Ce polar traîne une odeur de souffre de la première à la dernière page. Difficile de respirer dans ce huit-clos essentiellement féminin. C'est excellent et la composition des séquences est brillante : « J'aurai assassiné, J'assassinai, J'aurais assassiné, J'assassinerai, J'ai assassiné, J'assassine, J'avais assassiné »
Une femme enfermée dans un corps de femme, ne sachant pas à son réveil qui elle est.
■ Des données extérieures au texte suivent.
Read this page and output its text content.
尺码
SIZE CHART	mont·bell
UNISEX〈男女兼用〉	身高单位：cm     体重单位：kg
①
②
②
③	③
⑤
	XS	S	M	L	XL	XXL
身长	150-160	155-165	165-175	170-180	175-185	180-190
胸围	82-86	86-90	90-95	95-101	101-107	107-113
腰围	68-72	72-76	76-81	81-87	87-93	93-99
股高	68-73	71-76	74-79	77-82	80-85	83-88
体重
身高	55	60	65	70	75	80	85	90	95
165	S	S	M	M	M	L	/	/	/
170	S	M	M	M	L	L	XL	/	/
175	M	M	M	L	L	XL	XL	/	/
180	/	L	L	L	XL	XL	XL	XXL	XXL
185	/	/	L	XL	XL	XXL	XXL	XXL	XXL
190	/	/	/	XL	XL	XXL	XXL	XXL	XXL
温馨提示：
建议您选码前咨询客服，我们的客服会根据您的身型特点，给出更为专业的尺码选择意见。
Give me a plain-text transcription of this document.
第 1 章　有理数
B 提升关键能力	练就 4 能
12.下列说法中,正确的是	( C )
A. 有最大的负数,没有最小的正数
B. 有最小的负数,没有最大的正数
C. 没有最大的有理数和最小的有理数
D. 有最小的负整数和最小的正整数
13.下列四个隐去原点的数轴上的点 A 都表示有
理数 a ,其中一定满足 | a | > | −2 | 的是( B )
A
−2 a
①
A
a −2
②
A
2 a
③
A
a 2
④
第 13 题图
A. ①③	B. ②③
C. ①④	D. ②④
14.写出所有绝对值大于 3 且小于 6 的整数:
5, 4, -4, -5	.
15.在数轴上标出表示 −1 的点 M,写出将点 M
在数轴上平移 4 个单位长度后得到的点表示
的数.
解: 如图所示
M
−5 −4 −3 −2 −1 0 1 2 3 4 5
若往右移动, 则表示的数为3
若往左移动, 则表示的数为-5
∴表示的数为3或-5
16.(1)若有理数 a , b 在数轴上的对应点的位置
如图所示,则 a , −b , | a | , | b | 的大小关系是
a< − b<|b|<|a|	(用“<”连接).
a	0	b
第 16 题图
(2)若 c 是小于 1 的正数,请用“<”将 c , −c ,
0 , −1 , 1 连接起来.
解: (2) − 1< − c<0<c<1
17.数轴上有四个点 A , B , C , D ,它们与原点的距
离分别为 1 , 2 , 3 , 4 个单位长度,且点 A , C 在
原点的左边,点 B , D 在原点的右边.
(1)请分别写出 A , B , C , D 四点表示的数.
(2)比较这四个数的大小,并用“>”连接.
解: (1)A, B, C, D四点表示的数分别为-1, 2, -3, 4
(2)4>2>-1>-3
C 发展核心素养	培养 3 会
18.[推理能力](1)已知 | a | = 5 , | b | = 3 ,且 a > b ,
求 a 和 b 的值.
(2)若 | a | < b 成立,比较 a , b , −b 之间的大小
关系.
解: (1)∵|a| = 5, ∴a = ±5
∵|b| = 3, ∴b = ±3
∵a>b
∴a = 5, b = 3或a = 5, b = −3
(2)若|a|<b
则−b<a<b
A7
Comment vivre dans cet enfermement surtout quant Sébastien Japrisot vous enfume, tenant les rênes de mains de maître d'une destinée qui vous échappe continuellement.
« Tant pis pour l'autre, puisque j'étais celle-là.» Moi je veux bien mais laquelle ? Do ou Mi ? Sachant que « des trois petites filles, Mi est la plus jolie, Do la plus intelligente, La est bientôt morte. »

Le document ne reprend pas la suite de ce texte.